How the Finance Flows: the banks fuelling the climate crisis shows that bank financing provided to the fossil fuel industry in the Global South reached an estimated US$3.2 trillion in the seven years since the Paris Agreement on Climate Change was adopted, with $370 billion provided to the largest industrial agriculture companies operating in the Global South.
The report added the largest recipient of industrial agriculture financing in the Global South is Bayer which has received an estimated $20.6 billion in financing for its industrial agriculture operations in the Global South since 2016. Bayer is the world’s second largest producer of agrochemicals. ActionAid said fertilisers, pesticides and deforestation associated with Bayer’s products are major contributors to the greenhouse gas emissions that cause climate change.
Arthur Larok, secretary general at ActionAid International, said: “This report must not be ignored by the banks funding the climate crisis. The world’s money is flowing in the wrong direction – since the Paris Agreement, banks have provided 20 times more financing to fossil fuels and industrial agriculture activities in the Global South than Global North governments have provided as climate finance to countries on the front lines of the climate crisis. This is absurd and must stop.”
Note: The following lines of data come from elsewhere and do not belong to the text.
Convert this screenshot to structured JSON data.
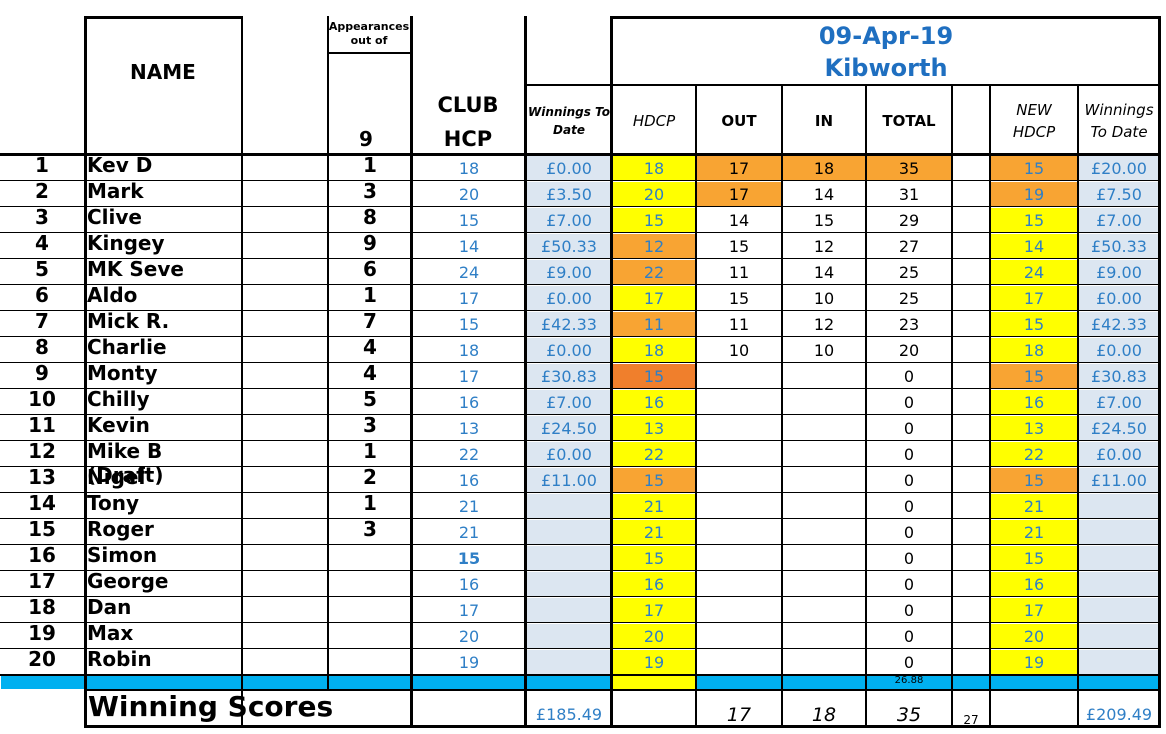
{
  "header": {
    "name_label": "NAME",
    "appearances_label_1": "Appearances",
    "appearances_label_2": "out of",
    "appearances_total": "9",
    "club_label": "CLUB",
    "hcp_label": "HCP",
    "winnings_label_1": "Winnings To",
    "winnings_label_2": "Date",
    "date": "09-Apr-19",
    "venue": "Kibworth",
    "hdcp_label": "HDCP",
    "out_label": "OUT",
    "in_label": "IN",
    "total_label": "TOTAL",
    "new_label_1": "NEW",
    "new_label_2": "HDCP",
    "winnings_end_1": "Winnings",
    "winnings_end_2": "To Date"
  },
  "colors": {
    "yellow": "#ffff00",
    "orange": "#f8a433",
    "deep_orange": "#f07f2c",
    "light_blue": "#dce6f1",
    "cyan": "#00b0f0",
    "title_blue": "#1f6fc0"
  },
  "rows": [
    {
      "num": "1",
      "name": "Kev D",
      "apps": "1",
      "club": "18",
      "win": "£0.00",
      "hdcp": "18",
      "hdcp_color": "yellow",
      "out": "17",
      "out_color": "orange",
      "in": "18",
      "in_color": "orange",
      "total": "35",
      "total_color": "orange",
      "new": "15",
      "new_color": "orange",
      "win2": "£20.00"
    },
    {
      "num": "2",
      "name": "Mark",
      "apps": "3",
      "club": "20",
      "win": "£3.50",
      "hdcp": "20",
      "hdcp_color": "yellow",
      "out": "17",
      "out_color": "orange",
      "in": "14",
      "in_color": "",
      "total": "31",
      "total_color": "",
      "new": "19",
      "new_color": "orange",
      "win2": "£7.50"
    },
    {
      "num": "3",
      "name": "Clive",
      "apps": "8",
      "club": "15",
      "win": "£7.00",
      "hdcp": "15",
      "hdcp_color": "yellow",
      "out": "14",
      "out_color": "",
      "in": "15",
      "in_color": "",
      "total": "29",
      "total_color": "",
      "new": "15",
      "new_color": "yellow",
      "win2": "£7.00"
    },
    {
      "num": "4",
      "name": "Kingey",
      "apps": "9",
      "club": "14",
      "win": "£50.33",
      "hdcp": "12",
      "hdcp_color": "orange",
      "out": "15",
      "out_color": "",
      "in": "12",
      "in_color": "",
      "total": "27",
      "total_color": "",
      "new": "14",
      "new_color": "yellow",
      "win2": "£50.33"
    },
    {
      "num": "5",
      "name": "MK Seve",
      "apps": "6",
      "club": "24",
      "win": "£9.00",
      "hdcp": "22",
      "hdcp_color": "orange",
      "out": "11",
      "out_color": "",
      "in": "14",
      "in_color": "",
      "total": "25",
      "total_color": "",
      "new": "24",
      "new_color": "yellow",
      "win2": "£9.00"
    },
    {
      "num": "6",
      "name": "Aldo",
      "apps": "1",
      "club": "17",
      "win": "£0.00",
      "hdcp": "17",
      "hdcp_color": "yellow",
      "out": "15",
      "out_color": "",
      "in": "10",
      "in_color": "",
      "total": "25",
      "total_color": "",
      "new": "17",
      "new_color": "yellow",
      "win2": "£0.00"
    },
    {
      "num": "7",
      "name": "Mick R.",
      "apps": "7",
      "club": "15",
      "win": "£42.33",
      "hdcp": "11",
      "hdcp_color": "orange",
      "out": "11",
      "out_color": "",
      "in": "12",
      "in_color": "",
      "total": "23",
      "total_color": "",
      "new": "15",
      "new_color": "yellow",
      "win2": "£42.33"
    },
    {
      "num": "8",
      "name": "Charlie",
      "apps": "4",
      "club": "18",
      "win": "£0.00",
      "hdcp": "18",
      "hdcp_color": "yellow",
      "out": "10",
      "out_color": "",
      "in": "10",
      "in_color": "",
      "total": "20",
      "total_color": "",
      "new": "18",
      "new_color": "yellow",
      "win2": "£0.00"
    },
    {
      "num": "9",
      "name": "Monty",
      "apps": "4",
      "club": "17",
      "win": "£30.83",
      "hdcp": "15",
      "hdcp_color": "deep_orange",
      "out": "",
      "out_color": "",
      "in": "",
      "in_color": "",
      "total": "0",
      "total_color": "",
      "new": "15",
      "new_color": "orange",
      "win2": "£30.83"
    },
    {
      "num": "10",
      "name": "Chilly",
      "apps": "5",
      "club": "16",
      "win": "£7.00",
      "hdcp": "16",
      "hdcp_color": "yellow",
      "out": "",
      "out_color": "",
      "in": "",
      "in_color": "",
      "total": "0",
      "total_color": "",
      "new": "16",
      "new_color": "yellow",
      "win2": "£7.00"
    },
    {
      "num": "11",
      "name": "Kevin",
      "apps": "3",
      "club": "13",
      "win": "£24.50",
      "hdcp": "13",
      "hdcp_color": "yellow",
      "out": "",
      "out_color": "",
      "in": "",
      "in_color": "",
      "total": "0",
      "total_color": "",
      "new": "13",
      "new_color": "yellow",
      "win2": "£24.50"
    },
    {
      "num": "12",
      "name": "Mike B (Draft)",
      "apps": "1",
      "club": "22",
      "win": "£0.00",
      "hdcp": "22",
      "hdcp_color": "yellow",
      "out": "",
      "out_color": "",
      "in": "",
      "in_color": "",
      "total": "0",
      "total_color": "",
      "new": "22",
      "new_color": "yellow",
      "win2": "£0.00"
    },
    {
      "num": "13",
      "name": "Nigel",
      "apps": "2",
      "club": "16",
      "win": "£11.00",
      "hdcp": "15",
      "hdcp_color": "orange",
      "out": "",
      "out_color": "",
      "in": "",
      "in_color": "",
      "total": "0",
      "total_color": "",
      "new": "15",
      "new_color": "orange",
      "win2": "£11.00"
    },
    {
      "num": "14",
      "name": "Tony",
      "apps": "1",
      "club": "21",
      "win": "",
      "hdcp": "21",
      "hdcp_color": "yellow",
      "out": "",
      "out_color": "",
      "in": "",
      "in_color": "",
      "total": "0",
      "total_color": "",
      "new": "21",
      "new_color": "yellow",
      "win2": ""
    },
    {
      "num": "15",
      "name": "Roger",
      "apps": "3",
      "club": "21",
      "win": "",
      "hdcp": "21",
      "hdcp_color": "yellow",
      "out": "",
      "out_color": "",
      "in": "",
      "in_color": "",
      "total": "0",
      "total_color": "",
      "new": "21",
      "new_color": "yellow",
      "win2": ""
    },
    {
      "num": "16",
      "name": "Simon",
      "apps": "",
      "club": "15",
      "club_bold": true,
      "win": "",
      "hdcp": "15",
      "hdcp_color": "yellow",
      "out": "",
      "out_color": "",
      "in": "",
      "in_color": "",
      "total": "0",
      "total_color": "",
      "new": "15",
      "new_color": "yellow",
      "win2": ""
    },
    {
      "num": "17",
      "name": "George",
      "apps": "",
      "club": "16",
      "win": "",
      "hdcp": "16",
      "hdcp_color": "yellow",
      "out": "",
      "out_color": "",
      "in": "",
      "in_color": "",
      "total": "0",
      "total_color": "",
      "new": "16",
      "new_color": "yellow",
      "win2": ""
    },
    {
      "num": "18",
      "name": "Dan",
      "apps": "",
      "club": "17",
      "win": "",
      "hdcp": "17",
      "hdcp_color": "yellow",
      "out": "",
      "out_color": "",
      "in": "",
      "in_color": "",
      "total": "0",
      "total_color": "",
      "new": "17",
      "new_color": "yellow",
      "win2": ""
    },
    {
      "num": "19",
      "name": "Max",
      "apps": "",
      "club": "20",
      "win": "",
      "hdcp": "20",
      "hdcp_color": "yellow",
      "out": "",
      "out_color": "",
      "in": "",
      "in_color": "",
      "total": "0",
      "total_color": "",
      "new": "20",
      "new_color": "yellow",
      "win2": ""
    },
    {
      "num": "20",
      "name": "Robin",
      "apps": "",
      "club": "19",
      "win": "",
      "hdcp": "19",
      "hdcp_color": "yellow",
      "out": "",
      "out_color": "",
      "in": "",
      "in_color": "",
      "total": "0",
      "total_color": "",
      "new": "19",
      "new_color": "yellow",
      "win2": ""
    }
  ],
  "summary_row": {
    "total_avg": "26.88"
  },
  "footer": {
    "label": "Winning Scores",
    "win_total": "£185.49",
    "out": "17",
    "in": "18",
    "total": "35",
    "extra": "27",
    "win2_total": "£209.49"
  }
}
Teresa Anderson, Global Lead on Climate Justice at ActionAid International and author of the report, added: “Global banks often make public declarations that they are addressing climate change but the scale of their continued financing of fossil fuels and industrial agriculture is simply staggering. It is communities in Africa, Asia and Latin America who are suffering the impacts of decisions made in distant banking boardrooms. By financing fossil fuel and industrial agriculture in the Global South, banks are condemning communities to the cruel combination of landlessness, deforestation, water pollution and climate change. With this report, banks can no longer pretend that the issue is out of sight, out of mind.
Anderson added: “Banks need to own up to the harm that they are unleashing on the communities and the planet, and urgently stop financing the destruction wreaked by fossil fuels and industrial agriculture.”
“This report sets out the alternatives to these harmful practices. Solutions like renewable energy and agroecology are centred on real leadership from women and young people in the Global South, but they must be supported by progressive public financing,” ActionAid explained. “Agroecology describes farming and managing crops, livestock, forests and fisheries in a way that works with nature, avoids emissions, is resilient to climate change and sustainable, and offers various other environmental, social and cultural benefits such as addressing food and water scarcity, and poverty.”
The report’s recommendations include:
- Banks to immediately stop project and corporate financing for all new deforestation, coal and fossil fuel expansion activities, and rapidly phase out financing of all other fossil fuel and harmful industrial agriculture activities.
- Banks must strengthen polices against human rights abuses and deforestation to protect the rights of communities.
- National and regional governments must regulate the banking and finance sectors to stop the financing of fossil fuel expansion and scale up support and planning for just transitions to real solutions such as renewable energy and agroecology.